1. Field of the Invention
The present invention is directed generally to optical fiber for telecommunications and more specifically to an optical fiber capable of dual mode operation at wavelengths below about 1260 nm and single mode operation at wavelengths above about 1260 nm.
2. Technical Background
Multimode fiber suitable for operation at 850 nm has typically been chosen for wiring homes and small businesses because the various system components (e.g. lasers, receivers) used in conjunction with this fiber are inexpensive. However, conventional 850 nm multimode fiber has undesirably low bandwidth and can support only a relatively low bit rate. Furthermore, conventional 850 nm multimode fiber is incompatible with higher bit rate components, such as 1300 nm single mode lasers and receivers. Thus, both components and fiber typically must be replaced to upgrade to a higher bit rate system.
Known experimental fibers capable of both multimode operation at 850 nm and single mode operation at 1300 nm have been reported in the literature, however, those fibers had step index profiles and tended to have very low bandwidth at 850 nm.
U.S. Patent Publication No. 2003/0161597 (“'597 Publication”) discloses an optical fiber capable of multimode operation at 850 nm and single mode operation at 1300 nm. The embodiments disclosed in Table I the '597 Publication have bandwidths of 0.6 to 1.5 GHz.km and would only be capable of transmitting 10 Gb/s signals along distances of 60 to 150 m, lower than needed in most local area networks.

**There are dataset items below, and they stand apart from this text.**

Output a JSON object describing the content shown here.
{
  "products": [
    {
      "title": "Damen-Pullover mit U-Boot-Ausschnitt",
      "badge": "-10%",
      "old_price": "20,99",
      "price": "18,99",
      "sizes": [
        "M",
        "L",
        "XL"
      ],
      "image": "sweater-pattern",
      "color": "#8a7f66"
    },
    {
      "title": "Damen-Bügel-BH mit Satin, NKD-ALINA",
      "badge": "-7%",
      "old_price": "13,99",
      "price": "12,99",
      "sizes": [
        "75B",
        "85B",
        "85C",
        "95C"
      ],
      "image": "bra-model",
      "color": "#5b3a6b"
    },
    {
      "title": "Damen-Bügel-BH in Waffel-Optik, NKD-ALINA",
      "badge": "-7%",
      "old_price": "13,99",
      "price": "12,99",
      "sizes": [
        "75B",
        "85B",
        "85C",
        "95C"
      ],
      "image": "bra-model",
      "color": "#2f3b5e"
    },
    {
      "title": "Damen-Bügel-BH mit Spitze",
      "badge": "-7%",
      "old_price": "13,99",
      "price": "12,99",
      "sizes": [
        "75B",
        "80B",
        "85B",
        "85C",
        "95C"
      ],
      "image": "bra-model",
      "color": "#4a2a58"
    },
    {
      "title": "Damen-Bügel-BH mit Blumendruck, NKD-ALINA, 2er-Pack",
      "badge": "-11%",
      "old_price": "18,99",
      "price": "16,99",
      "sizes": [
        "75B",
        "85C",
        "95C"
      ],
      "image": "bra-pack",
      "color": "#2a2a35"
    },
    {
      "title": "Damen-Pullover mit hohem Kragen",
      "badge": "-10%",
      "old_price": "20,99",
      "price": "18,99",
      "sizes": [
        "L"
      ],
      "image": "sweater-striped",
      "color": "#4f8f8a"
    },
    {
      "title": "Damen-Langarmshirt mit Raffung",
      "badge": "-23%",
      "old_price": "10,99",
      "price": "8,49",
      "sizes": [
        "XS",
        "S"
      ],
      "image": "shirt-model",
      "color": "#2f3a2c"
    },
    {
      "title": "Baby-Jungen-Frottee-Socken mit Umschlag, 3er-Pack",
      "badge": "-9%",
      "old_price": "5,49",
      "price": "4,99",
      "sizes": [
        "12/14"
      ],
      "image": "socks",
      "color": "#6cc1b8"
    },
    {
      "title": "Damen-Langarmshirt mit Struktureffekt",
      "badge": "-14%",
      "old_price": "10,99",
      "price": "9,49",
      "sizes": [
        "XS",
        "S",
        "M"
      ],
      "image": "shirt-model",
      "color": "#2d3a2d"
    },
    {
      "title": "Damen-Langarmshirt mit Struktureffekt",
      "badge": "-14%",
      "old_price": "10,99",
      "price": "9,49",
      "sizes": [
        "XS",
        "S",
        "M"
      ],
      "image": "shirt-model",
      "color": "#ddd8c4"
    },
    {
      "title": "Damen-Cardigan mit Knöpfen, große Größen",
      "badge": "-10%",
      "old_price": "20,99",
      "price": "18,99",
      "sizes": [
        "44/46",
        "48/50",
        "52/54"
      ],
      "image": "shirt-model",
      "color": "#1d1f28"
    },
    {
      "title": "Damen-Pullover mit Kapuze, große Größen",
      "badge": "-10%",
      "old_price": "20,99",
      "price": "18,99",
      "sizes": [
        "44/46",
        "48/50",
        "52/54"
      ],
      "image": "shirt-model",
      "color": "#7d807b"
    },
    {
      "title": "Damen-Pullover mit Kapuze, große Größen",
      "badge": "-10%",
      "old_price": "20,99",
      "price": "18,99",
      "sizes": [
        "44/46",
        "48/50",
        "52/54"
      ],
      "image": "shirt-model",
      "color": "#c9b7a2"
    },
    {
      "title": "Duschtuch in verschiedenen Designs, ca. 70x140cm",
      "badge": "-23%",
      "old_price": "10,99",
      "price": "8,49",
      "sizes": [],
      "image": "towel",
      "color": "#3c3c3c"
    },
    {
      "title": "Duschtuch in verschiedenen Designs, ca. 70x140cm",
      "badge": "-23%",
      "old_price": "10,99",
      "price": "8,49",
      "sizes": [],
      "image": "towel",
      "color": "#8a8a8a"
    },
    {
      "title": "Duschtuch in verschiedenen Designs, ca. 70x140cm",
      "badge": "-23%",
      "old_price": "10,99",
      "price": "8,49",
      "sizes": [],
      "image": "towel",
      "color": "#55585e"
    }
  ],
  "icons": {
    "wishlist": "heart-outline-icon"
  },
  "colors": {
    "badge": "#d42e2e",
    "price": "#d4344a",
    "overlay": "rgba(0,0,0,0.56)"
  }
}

U.S. Patent Publication No. 2004/0033039 (“'039 Publication”) discloses an optical fiber with modest bandwidths at 850 nm.
Intermodal noise is a problem typically associated with multimode fibers. Intermodal noise is related to a variation of the optical intensity at a given optical fiber output location due to optical interference between modes of different phase. Many factors may act singly or in combination to produce phase changes that can cause intermodal noise. Some factors include: changes in temperature; mechanical distortions (including movement or vibration); and, changes in optical source wavelength.
Intermodal noise is a common problem in multimode fibers when used with highly coherent light sources, e.g., lasers, because the relative coherence of the modes allows the modes to affect the intensity of the light by interfering with each other. Less coherent sources, such as LED's, have a short coherence length and therefore are only subject to intermodal noise in very short lengths of fiber. However, LED sources are polychromatic and cause significant pulse broadening in the fiber, and pulse broadening reduces bandwidth. Therefore, it would be advantageous to have a fiber designed for operation with coherent light sources which does not suffer from intermodal noise.